新聞記事から

 年末になると新聞などに、1年を回顧する記事が出る。その内容は政治のことであったり、スポーツのことであったりするが、その年に亡くなった人のことも掲載される。
 年末(平成19年)の29日、1面下段のコラム欄に今年亡くなった政治家の事がその人の作った俳句とともに載った。
 紹介された句は
   冬薔薇(ふゆそうび)端然として崩れざる
 名は「藤波孝生」(享年74)。

 私(K)は、新聞を熟読する方ではない。購読紙も一つである。今は『読売』、体制派になったと笑う人も多かろう。
 タイトルに目を通し「コレ」と思う記事を読む程度である。
 新聞のスクラップもしない。ただ、取っておきたい記事、と思う内容に出会うこともある。その時はハサミなどで切り抜かず、見開き半分を手で破き机の引き出しに保存する。1年の間にはそんな新聞の半面が、何十枚か机の引き出しに貯まることになる。

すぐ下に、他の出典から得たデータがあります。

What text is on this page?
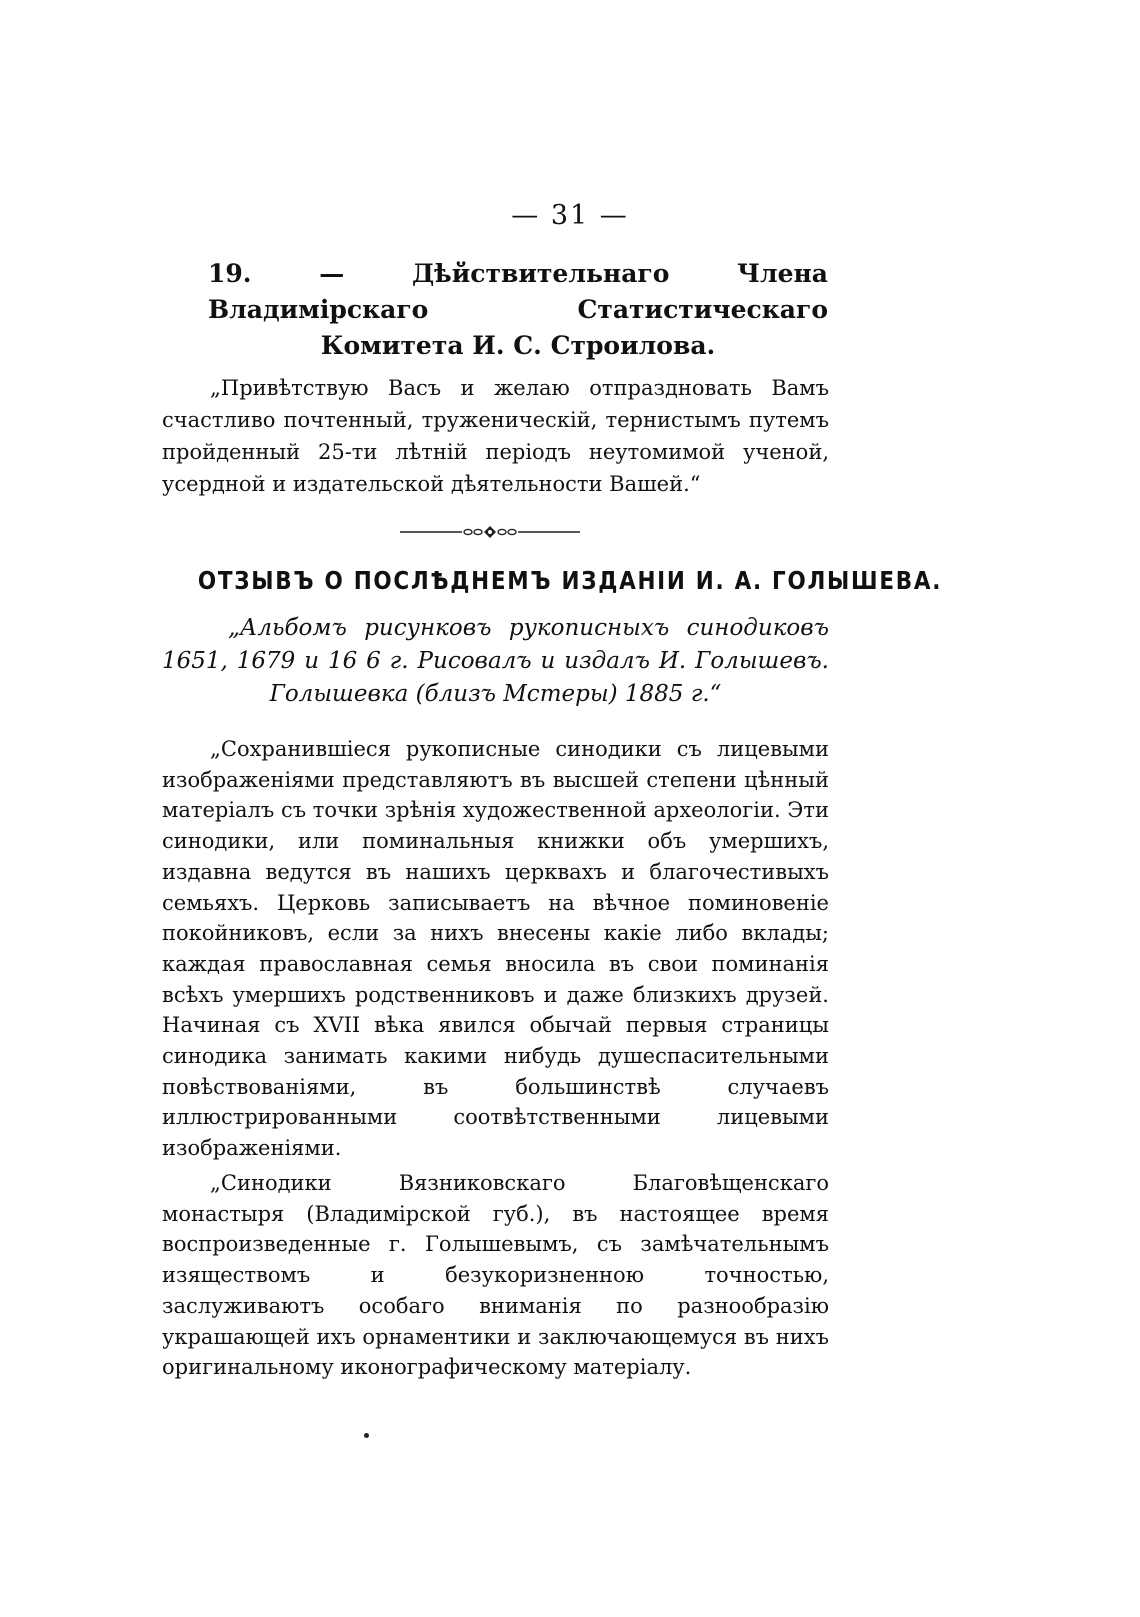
— 31 —

19. — Дѣйствительнаго Члена Владимірскаго Статистическаго Комитета И. С. Строилова.

„Привѣтствую Васъ и желаю отпраздновать Вамъ счастливо почтенный, труженическій, тернистымъ путемъ пройденный 25-ти лѣтній періодъ неутомимой ученой, усердной и издательской дѣятельности Вашей.“

ОТЗЫВЪ О ПОСЛѢДНЕМЪ ИЗДАНІИ И. А. ГОЛЫШЕВА.

„Альбомъ рисунковъ рукописныхъ синодиковъ 1651, 1679 и 16 6 г. Рисовалъ и издалъ И. Голышевъ. Голышевка (близъ Мстеры) 1885 г.“

„Сохранившіеся рукописные синодики съ лицевыми изображеніями представляютъ въ высшей степени цѣнный матеріалъ съ точки зрѣнія художественной археологіи. Эти синодики, или поминальныя книжки объ умершихъ, издавна ведутся въ нашихъ церквахъ и благочестивыхъ семьяхъ. Церковь записываетъ на вѣчное поминовеніе покойниковъ, если за нихъ внесены какіе либо вклады; каждая православная семья вносила въ свои поминанія всѣхъ умершихъ родственниковъ и даже близкихъ друзей. Начиная съ XVII вѣка явился обычай первыя страницы синодика занимать какими нибудь душеспасительными повѣствованіями, въ большинствѣ случаевъ иллюстрированными соотвѣтственными лицевыми изображеніями.

„Синодики Вязниковскаго Благовѣщенскаго монастыря (Владимірской губ.), въ настоящее время воспроизведенные г. Голышевымъ, съ замѣчательнымъ изяществомъ и безукоризненною точностью, заслуживаютъ особаго вниманія по разнообразію украшающей ихъ орнаментики и заключающемуся въ нихъ оригинальному иконографическому матеріалу.
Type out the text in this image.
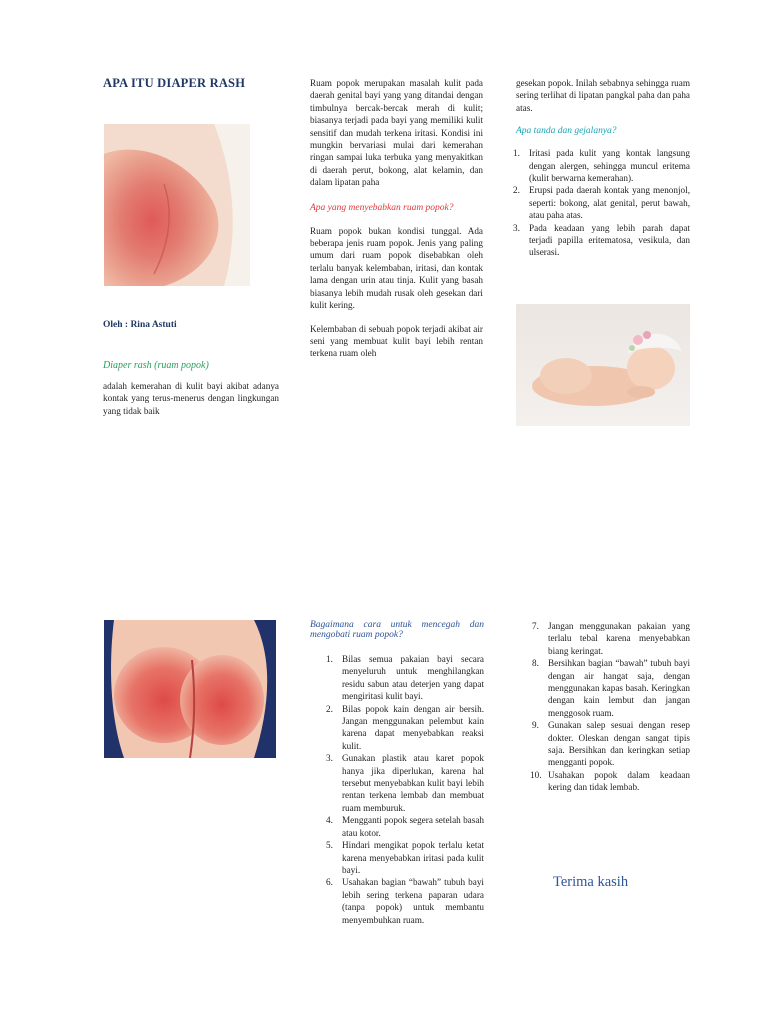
APA ITU DIAPER RASH

Oleh : Rina Astuti

Diaper rash (ruam popok)

adalah kemerahan di kulit bayi akibat adanya kontak yang terus-menerus dengan lingkungan yang tidak baik

Ruam popok merupakan masalah kulit pada daerah genital bayi yang yang ditandai dengan timbulnya bercak-bercak merah di kulit; biasanya terjadi pada bayi yang memiliki kulit sensitif dan mudah terkena iritasi. Kondisi ini mungkin bervariasi mulai dari kemerahan ringan sampai luka terbuka yang menyakitkan di daerah perut, bokong, alat kelamin, dan dalam lipatan paha

Apa yang menyebabkan ruam popok?

Ruam popok bukan kondisi tunggal. Ada beberapa jenis ruam popok. Jenis yang paling umum dari ruam popok disebabkan oleh terlalu banyak kelembaban, iritasi, dan kontak lama dengan urin atau tinja. Kulit yang basah biasanya lebih mudah rusak oleh gesekan dari kulit kering.

Kelembaban di sebuah popok terjadi akibat air seni yang membuat kulit bayi lebih rentan terkena ruam oleh

gesekan popok. Inilah sebabnya sehingga ruam sering terlihat di lipatan pangkal paha dan paha atas.

Apa tanda dan gejalanya?

1. Iritasi pada kulit yang kontak langsung dengan alergen, sehingga muncul eritema (kulit berwarna kemerahan).
2. Erupsi pada daerah kontak yang menonjol, seperti: bokong, alat genital, perut bawah, atau paha atas.
3. Pada keadaan yang lebih parah dapat terjadi papilla eritematosa, vesikula, dan ulserasi.

Bagaimana cara untuk mencegah dan mengobati ruam popok?

1. Bilas semua pakaian bayi secara menyeluruh untuk menghilangkan residu sabun atau deterjen yang dapat mengiritasi kulit bayi.
2. Bilas popok kain dengan air bersih. Jangan menggunakan pelembut kain karena dapat menyebabkan reaksi kulit.
3. Gunakan plastik atau karet popok hanya jika diperlukan, karena hal tersebut menyebabkan kulit bayi lebih rentan terkena lembab dan membuat ruam memburuk.
4. Mengganti popok segera setelah basah atau kotor.
5. Hindari mengikat popok terlalu ketat karena menyebabkan iritasi pada kulit bayi.
6. Usahakan bagian “bawah” tubuh bayi lebih sering terkena paparan udara (tanpa popok) untuk membantu menyembuhkan ruam.
7. Jangan menggunakan pakaian yang terlalu tebal karena menyebabkan biang keringat.
8. Bersihkan bagian “bawah” tubuh bayi dengan air hangat saja, dengan menggunakan kapas basah. Keringkan dengan kain lembut dan jangan menggosok ruam.
9. Gunakan salep sesuai dengan resep dokter. Oleskan dengan sangat tipis saja. Bersihkan dan keringkan setiap mengganti popok.
10. Usahakan popok dalam keadaan kering dan tidak lembab.
Terima kasih
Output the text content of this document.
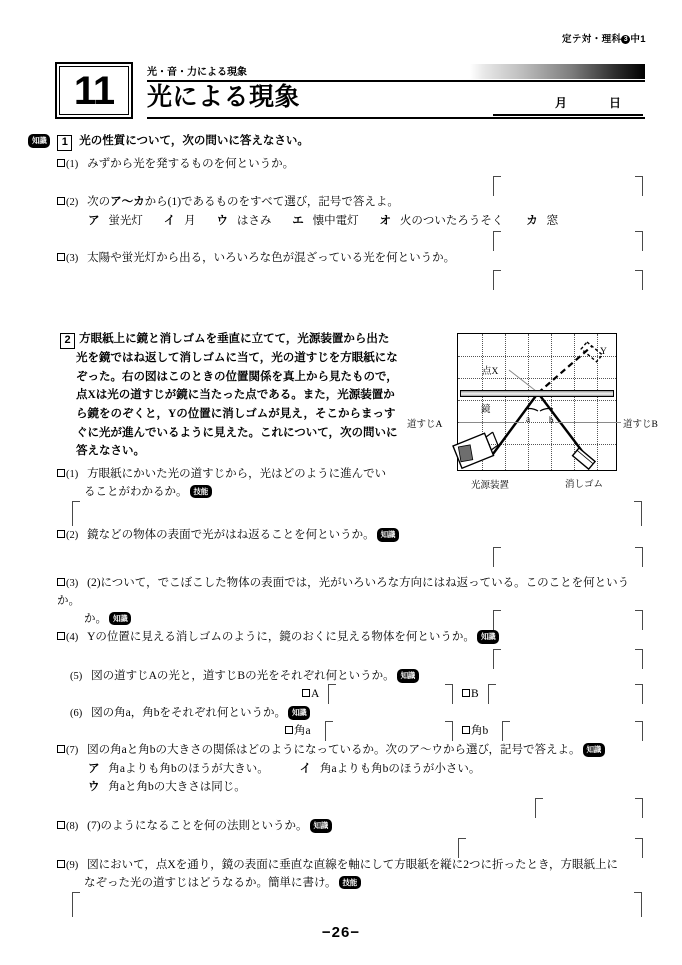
定テ対・理科 3 中1
11	光・音・力による現象
光による現象	月	日
知識 1 光の性質について，次の問いに答えなさい。
(1) みずから光を発するものを何というか。
(2) 次のア～カから(1)であるものをすべて選び，記号で答えよ。
ア 蛍光灯 イ 月 ウ はさみ エ 懐中電灯 オ 火のついたろうそく カ 窓
(3) 太陽や蛍光灯から出る，いろいろな色が混ざっている光を何というか。
2 方眼紙上に鏡と消しゴムを垂直に立てて，光源装置から出た
光を鏡ではね返して消しゴムに当て，光の道すじを方眼紙にな
ぞった。右の図はこのときの位置関係を真上から見たもので，
点Xは光の道すじが鏡に当たった点である。また，光源装置か
ら鏡をのぞくと，Yの位置に消しゴムが見え，そこからまっす
ぐに光が進んでいるように見えた。これについて，次の問いに
答えなさい。
点X
Y
鏡
道すじA	道すじB
光源装置	消しゴム
a b
(1) 方眼紙にかいた光の道すじから，光はどのように進んでい
ることがわかるか。 技能
(2) 鏡などの物体の表面で光がはね返ることを何というか。 知識
(3) (2)について，でこぼこした物体の表面では，光がいろいろな方向にはね返っている。このことを何というか。
か。 知識
(4) Yの位置に見える消しゴムのように，鏡のおくに見える物体を何というか。 知識
(5) 図の道すじAの光と，道すじBの光をそれぞれ何というか。 知識
A	B
(6) 図の角a，角bをそれぞれ何というか。 知識
角a	角b
(7) 図の角aと角bの大きさの関係はどのようになっているか。次のア～ウから選び，記号で答えよ。 知識
ア 角aよりも角bのほうが大きい。	イ 角aよりも角bのほうが小さい。
ウ 角aと角bの大きさは同じ。
(8) (7)のようになることを何の法則というか。 知識
(9) 図において，点Xを通り，鏡の表面に垂直な直線を軸にして方眼紙を縦に2つに折ったとき，方眼紙上に
なぞった光の道すじはどうなるか。簡単に書け。 技能
−26−
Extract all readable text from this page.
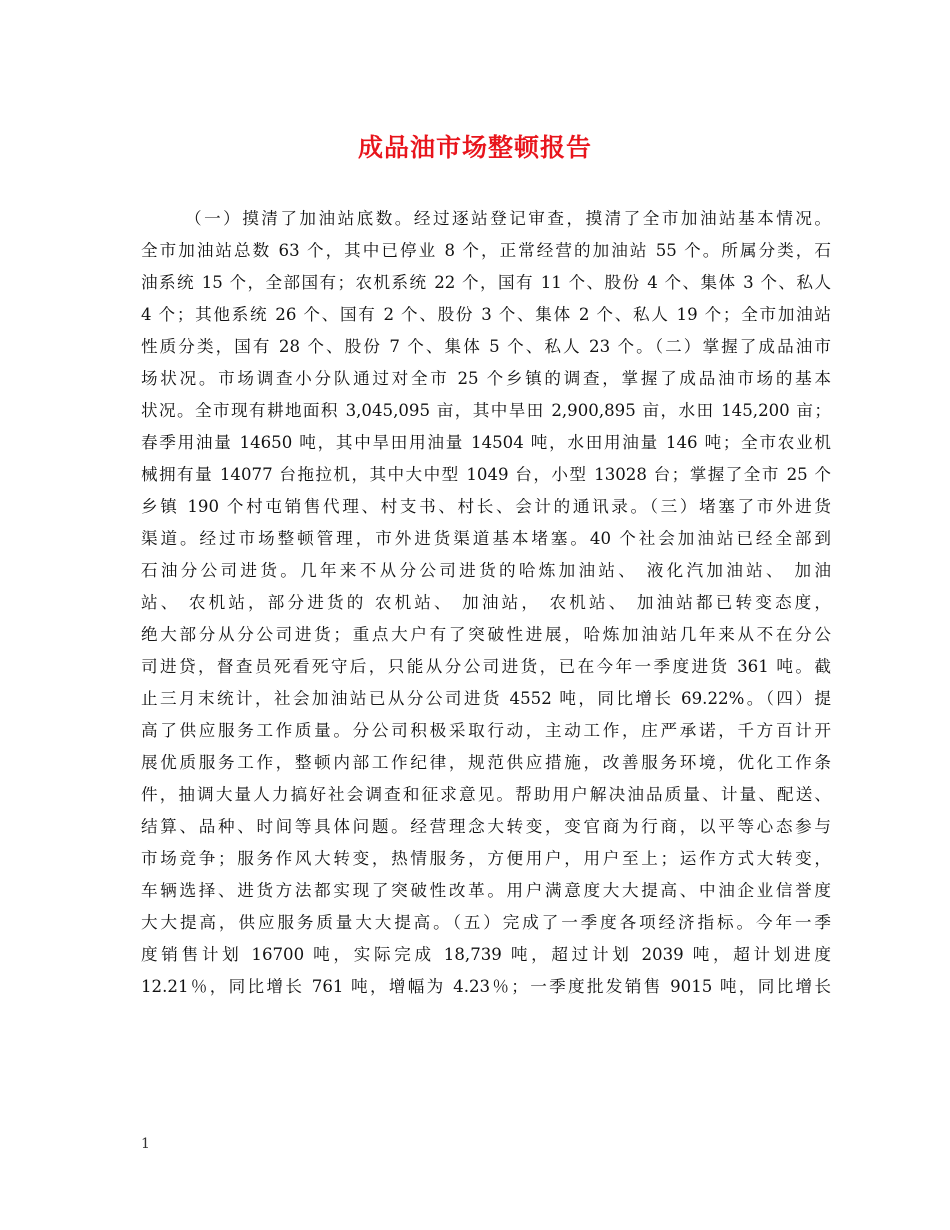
成品油市场整顿报告
（一）摸清了加油站底数。经过逐站登记审查，摸清了全市加油站基本情况。
全市加油站总数 63 个，其中已停业 8 个，正常经营的加油站 55 个。所属分类，石
油系统 15 个，全部国有；农机系统 22 个，国有 11 个、股份 4 个、集体 3 个、私人
4 个；其他系统 26 个、国有 2 个、股份 3 个、集体 2 个、私人 19 个；全市加油站
性质分类，国有 28 个、股份 7 个、集体 5 个、私人 23 个。（二）掌握了成品油市
场状况。市场调查小分队通过对全市 25 个乡镇的调查，掌握了成品油市场的基本
状况。全市现有耕地面积 3,045,095 亩，其中旱田 2,900,895 亩，水田 145,200 亩；
春季用油量 14650 吨，其中旱田用油量 14504 吨，水田用油量 146 吨；全市农业机
械拥有量 14077 台拖拉机，其中大中型 1049 台，小型 13028 台；掌握了全市 25 个
乡镇 190 个村屯销售代理、村支书、村长、会计的通讯录。（三）堵塞了市外进货
渠道。经过市场整顿管理，市外进货渠道基本堵塞。40 个社会加油站已经全部到
石油分公司进货。几年来不从分公司进货的哈炼加油站、 液化汽加油站、 加油
站、 农机站，部分进货的 农机站、 加油站， 农机站、 加油站都已转变态度，
绝大部分从分公司进货；重点大户有了突破性进展，哈炼加油站几年来从不在分公
司进贷，督查员死看死守后，只能从分公司进货，已在今年一季度进货 361 吨。截
止三月末统计，社会加油站已从分公司进货 4552 吨，同比增长 69.22%。（四）提
高了供应服务工作质量。分公司积极采取行动，主动工作，庄严承诺，千方百计开
展优质服务工作，整顿内部工作纪律，规范供应措施，改善服务环境，优化工作条
件，抽调大量人力搞好社会调查和征求意见。帮助用户解决油品质量、计量、配送、
结算、品种、时间等具体问题。经营理念大转变，变官商为行商，以平等心态参与
市场竞争；服务作风大转变，热情服务，方便用户，用户至上；运作方式大转变，
车辆选择、进货方法都实现了突破性改革。用户满意度大大提高、中油企业信誉度
大大提高，供应服务质量大大提高。（五）完成了一季度各项经济指标。今年一季
度销售计划 16700 吨，实际完成 18,739 吨，超过计划 2039 吨，超计划进度
12.21％，同比增长 761 吨，增幅为 4.23％；一季度批发销售 9015 吨，同比增长
1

 藤波氏の記事を読んだとき、氏に関する記事を保管した記憶が戻り、引き出しを開けてみた。
 2枚の新聞が出る。
 1枚は10月29日付け。氏の亡くなった事を告げている。下段とは言え大きな扱い。中曽根内閣の官房長官を務めたことなど。ただリクルート事件で、1審無罪、2審有罪、最高裁で有罪決定とも報じている。しかし記事は「クリーンなイメージが身上で・・・」と、有罪が確定した政治家に対しては温かい扱いであった。
 記事中、「俳句を愛し人生の節目ごとに心情を詠んだ・・・」とし
   控え目に生くる幸せ根深汁(ねぶかじる)
 の句が添えてある。
 2枚目は11月3日付け。橋本五郎の署名入り追悼文。題は「藤波さんを偲ぶ 木斛のように生きたい」。かなりの長文である。
 新聞記者と政治家との「距離の置き方」を論じた後「およそハッタリとは無縁だった」と人物評価を行い、俳句にも触れている。
 橋本氏の紹介は『控え目に』の句は「謙虚さをそのままうたった句として有名だが・・・。冬の厳しさに耐えてひっそりと咲くバラをうたった句に最も魅かれる」といい『冬薔薇』の句を載せている。

 話しが木の事に転ずる。少し長いが記事の内容をそのまま書き写す。


 藤波さんが伊勢神宮の庭に植樹したことがある。選んだ木は木斛(もっこく)だった。どうしてなのか。
 「木斛は周りのどんな木とも調和しながら、それでいてこの木一本さえあえば十分という存在感があるから だ」。そう解説していた。
 ささやかな我が離れの書斎から見える庭には2本の木斛がある。時に瞑想にふけるこの庵を「木斛堂」と 名付けている。


 長々と新聞記事を紹介した。

 何故私はこの記事を残したのだろう、と思った。
 『藤波さん』のことを、氏の生前私は何も知らなかった。「そうか、こんな政治家が今時いたのか」という思いが一つ。『控え目に』の句も身に染みた。
 この記事を読んだ時点、私は木斛がどんな木か知らなかった。自生する木を植えるのが原則であるが、記事にあるよう、そんなに良い木なら我が庭に植えても良い。
 「木斛という木をしっている?」とMに問う。
 「横庭に前の人が植えているじゃない!」とM。
 その木は常緑樹。確かに堂々と生えている。しかし私にとって、好んで買い求める木ではなかった。

 引き出しの中には、橋本氏の書いた別の記事もあった。10月13日付け。「老子」について触れた記事。その中で「止足の戒」の章を紹介している。そのまま転記。


 「足るを知れば辱められず、止まるを知れば殆(あや)うからず」
 欲望をほどほど抑え身の程をわきまえて適切なところにとどまる。その道理さえ心得ているならば、失うものは何もない。そういう意味である。


 私は昨年(平成18年)に建てた丸太小屋に「知足庵」と名付けた。ただし、今回はこの記事を読んで付けたのではない。老子の説く「足るを知る」心境に、少しでも近づきたいと願ってのことである。